Information flows from sensory memory to STM through attention, and from STM to LTM through rehearsal. Information is retrieved from LTM back to STM.
Sensory Memory
- Coding: Sense-specific (e.g., visual, auditory).
- Capacity: Very high.
- Duration: Up to 0.5 seconds.
Short Term Memory
- Coding: Acoustic (sounds).
- Capacity: 7 +- 2 items or chunks.
- Duration: Less than 30 seconds without rehearsal.
Long Term Memory
- Coding: Semantic (meaning).
- Capacity: Potentially unlimited.
- Duration: Potentially a lifetime.
Validity and Reliability
- Internal Validity: The extent to which the outcome of the study is the direct result of the manipulated independent variable.
- Construct Validity: The extent to which a test measures what it intends to measure.
- Predictive Validity: The extent to which results from a study can predict future behaviour.
- External Validity: The extent to which the results can be generalised beyond the study.
- Ecological validity: Can the results be generalised to the real world?
- Population validity: Can the results be applied from the sample to other people?

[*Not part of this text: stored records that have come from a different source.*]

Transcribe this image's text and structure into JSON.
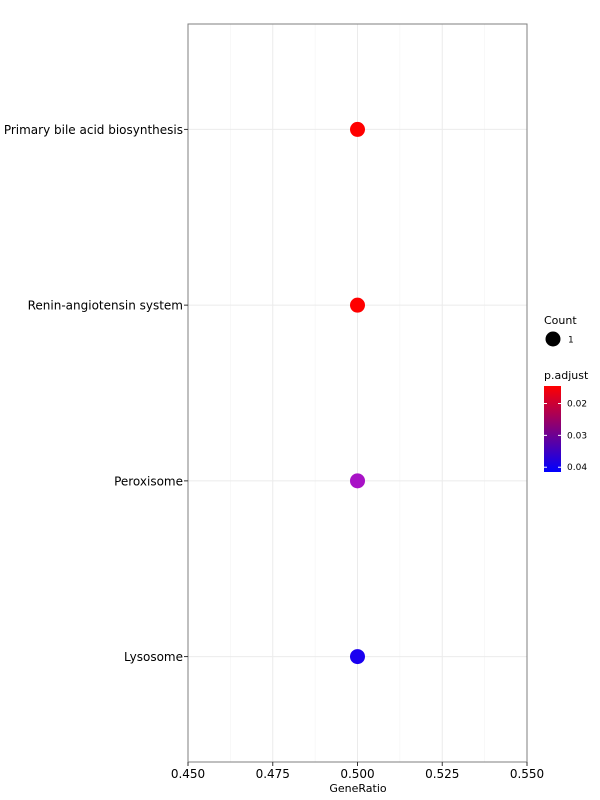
{
  "chart_data": {
    "type": "scatter",
    "xlabel": "GeneRatio",
    "ylabel": "",
    "xlim": [
      0.45,
      0.55
    ],
    "x_ticks": [
      "0.450",
      "0.475",
      "0.500",
      "0.525",
      "0.550"
    ],
    "x_tick_values": [
      0.45,
      0.475,
      0.5,
      0.525,
      0.55
    ],
    "grid": true,
    "categories": [
      "Primary bile acid biosynthesis",
      "Renin-angiotensin system",
      "Peroxisome",
      "Lysosome"
    ],
    "points": [
      {
        "term": "Primary bile acid biosynthesis",
        "x": 0.5,
        "count": 1,
        "color": "#ff0000"
      },
      {
        "term": "Renin-angiotensin system",
        "x": 0.5,
        "count": 1,
        "color": "#ff0000"
      },
      {
        "term": "Peroxisome",
        "x": 0.5,
        "count": 1,
        "color": "#a812c6"
      },
      {
        "term": "Lysosome",
        "x": 0.5,
        "count": 1,
        "color": "#1a00f0"
      }
    ],
    "legend": {
      "position": "right",
      "size": {
        "title": "Count",
        "labels": [
          "1"
        ]
      },
      "color": {
        "title": "p.adjust",
        "labels": [
          "0.02",
          "0.03",
          "0.04"
        ],
        "values": [
          0.02,
          0.03,
          0.04
        ],
        "range": [
          0.0145,
          0.0415
        ],
        "low_color": "#ff0000",
        "high_color": "#0000ff"
      }
    }
  }
}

- Temporal validity: Can the results be applied to different time periods?
- Reliability: Consistency of a measure. Test-retest reliability involves repeating an empirical, objective, and replicable procedure to see if the results are the same.
Strengths of the MSM
- Supporting evidence from Baddeley (1966a,b) shows different encoding methods in STM and LTM.
- Bahrick (1975) showed the duration of LTM can last decades.
- Case studies like HM and Clive Wearing support the distinction between STM and LTM.
- Empirical studies use scientific methods, controlled variables and objective data.
Weaknesses of the MSM
- KF case study (1970) suggests STM has separate components (visual and verbal), making MSM too simplistic.
- The model over-emphasizes rehearsal; Levels of Processing theory suggests meaning is more important.
- The model is passive, linear, and oversimplified.